Selamat Datang di Website BEM STAIN Pekalongan. segala informasi ada disini * Selamat Datang di Website BEM STAIN Pekalongan. segala informasi ada disini

Tuesday, March 31, 2015

Pelatihan Da'i Transformatif 2015

Sabtu-minggu, 28-29 Maret 2015 digelar Pelatian Da’i Transformatif yang dipersembahkan oleh Kementerian Agama dan Sosial BEM STAIN Pekalongan bekerjasama dengan HMJ Uhuluddin Dakwah. Acara yang dilaksanakan di Gedung NU Kota Pekalongan ini diikuti oleh 30 Peserta yang kebanyakan adalah anggota HMJ Ushuluddin Dakwah.

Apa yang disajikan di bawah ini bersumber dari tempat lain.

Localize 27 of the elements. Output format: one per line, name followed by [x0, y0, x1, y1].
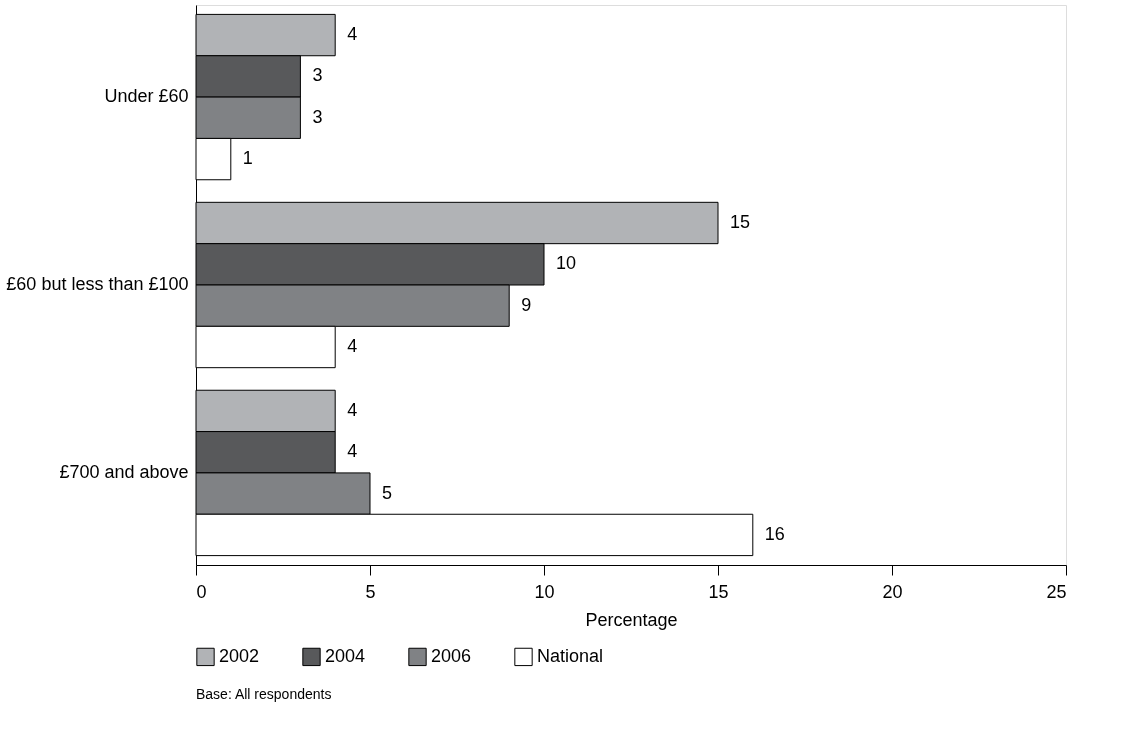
data-label: 4 [347, 399, 358, 420]
data-label: 4 [347, 24, 358, 45]
legend-label: 2002 [219, 645, 260, 666]
x-tick-label: 20 [882, 581, 903, 602]
data-label: 3 [312, 65, 323, 86]
data-label: 9 [521, 294, 532, 315]
x-tick-label: 5 [365, 581, 376, 602]
y-tick-label: Under £60 [104, 86, 189, 107]
text: Base: All respondents [196, 686, 332, 702]
legend-label: 2006 [431, 645, 472, 666]
x-tick-label: 0 [196, 581, 207, 602]
data-label: 4 [347, 441, 358, 462]
data-label: 1 [242, 148, 253, 169]
legend-label: National [537, 645, 604, 666]
y-tick-label: £60 but less than £100 [6, 274, 189, 294]
x-axis-title: Percentage [585, 609, 678, 630]
data-label: 16 [764, 523, 785, 544]
x-tick-label: 15 [708, 581, 729, 602]
data-label: 5 [382, 482, 393, 503]
data-label: 15 [730, 211, 751, 232]
data-label: 3 [312, 106, 323, 127]
x-tick-label: 25 [1046, 581, 1067, 602]
data-label: 4 [347, 336, 358, 357]
legend-label: 2004 [325, 645, 366, 666]
x-tick-label: 10 [534, 581, 555, 602]
y-tick-label: £700 and above [59, 461, 189, 482]
data-label: 10 [556, 253, 577, 274]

“agenda ini berutujuan untuk membekali teman-teman mahasiswa untuk nantinya terjun dimasyarkat. Tidak bisa dielakkan mahasiswa STAIN Pekalongan dituntut harus bisa menyampaikan materi didepan umum. Ada beberapa kejadian yang mana ketika itu mahasiswa disuruh oleh masyarakat untuk menyampaikan materi dalam pengajian majlis ta’lim, akan tetapi mahasiswa tersebut gugup dan tak keluar sepatah kata pun. Hal ini jelas sangat berakibat fatal. Sebagai mahasiswa Perguruan tinggi Agama Islam, sudah menjadi kewajiban kita Untuk bisa menguasai hal-hal dalam agama, akan tetapi tidak cukup itu saja, mahasiswa agama islam harus juga cerdas menyempaikan ilmunya kepada masyarakat umum.” Ungkap Menteri Agama dan Sosial BEM STAIN Pekalongan.
Sedangkan menurut Ketua HMJ Ushuluddin Dakwah, acara ini lebih difokuskan kepada peningkatan keahlian dalam pemahaman akan berdakwah dan public speaking. “cukup jelas bahwa Nabi bersabda: sampaikanlah dariku walau satu ayat. Ini menunjukkan pentingnya berdakwah sebagai proses penyampain transfer of knowledge dan transfer of value kepada masyarakat. Jangan sampai ilmu yang kita dapat hany menjadi konsumsi pribadi. Kita harus mengetok-ularkan kepada masyrakat, salah satunya lewat berdakwah”
Kurdi Fadhol, M.Si sebagai salah satu pemateri pada agenda ini menegaskan jangan hanya puas mendapat materi dari bangku perkuliahan, mahasiswa harus terus belajar tanpa dibatasi oleh empat dinding. “mahasiswa harus bergiat dalam membaca, berdiskusi dan menulis. Apalagi aktifis harus lebih-lebih lagi. Jangan sok sibuk mengurus kegiatan. Kalo membaca dan berdiskusi saja jarang bagaimana nanti ketika mau berdakwah? Apa materi yang akan disampaikan kepada masyarakat?” terang beliau yang diakhiri dengan pertanyaan.
Pada akhir acara ini, setiap peserta  maju satu persatu melaksanakan simulasi dakwah berdasarkan materi-materi yang telah diterimanya. Hal ini sebagai folow-up jangka pendej disamping nanti tetap ada follow-up jangka panjang. Semoga dengan acara ini muncul kader-kader da’i yang cerdas dan bisa membawa perubahan dalam masyarakat.